There’s more to Austria than crisp whites.
WITH A GLASS OF A LIGHT, BERRYFORWARD and thoroughly delicious red wine in my hand, I gaze out over the town of Deutsch Schützen in the Eisenberg sub-region of Burgenland while the winemaker describes where we are…and why. Burgenland is unique in the country. Here the red grape reigns, claiming just over half of the 12,000 hectares under vine.
To the east and south, Hungary is just a few stone throws away, offering a pretty view of tiny hamlets and plains, but it’s here on the hillside where the magic happens. That southeast aspect is key, but it’s also the iron-rich schist that makes the Eisenberg famous for Blaufränkisch. Here, it is reputed, the red grape yields wines of exceptional elegance and minerality. I would agree.

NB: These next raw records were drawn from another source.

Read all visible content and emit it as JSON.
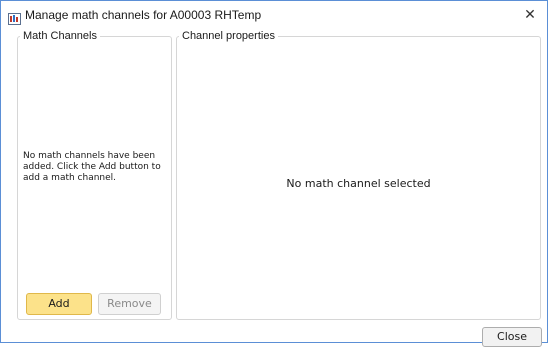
{
  "window": {
    "title": "Manage math channels for A00003 RHTemp",
    "close_glyph": "✕",
    "icon": "app-icon"
  },
  "math_channels_group": {
    "legend": "Math Channels",
    "empty_message": "No math channels have been added. Click the Add button to add a math channel.",
    "add_label": "Add",
    "remove_label": "Remove"
  },
  "properties_group": {
    "legend": "Channel properties",
    "empty_message": "No math channel selected"
  },
  "footer": {
    "close_label": "Close"
  },
  "colors": {
    "window_border": "#5b8fd6",
    "add_button_bg": "#fce28a",
    "add_button_border": "#e0b84a",
    "group_border": "#d6d6d6"
  }
}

Burgenland’s varied soils, slopes, elevations and aspects create unique mesoclimates that vary tremendously even among adjacent villages. This makes for an exciting variety of styles, from the mineral-driven Eisenberg reds to the fruitier and spicy Blaufränkisch from Mittelburgenland.
Even Zweigelt — I confess, not my favourite — attains a respectable level of poise and balance in the sub-regions of Rosalia and Neusiedlersee. The latter also produces sweet wine blends, some of which develop botrytis due to the proximity to Lake Neusiedl, a steppe lake straddling the Hungarian border. The sub-region of Leithaberg — with mountains to the west and the lake to the east — makes a strong showing with Pinot Blanc and Chardonnay and, of course, Blaufränkisch.
Most of these wines are still rare in the Canadian market — but definitely worth some sleuthing. Quality is extremely high and, comparatively, prices low…for now.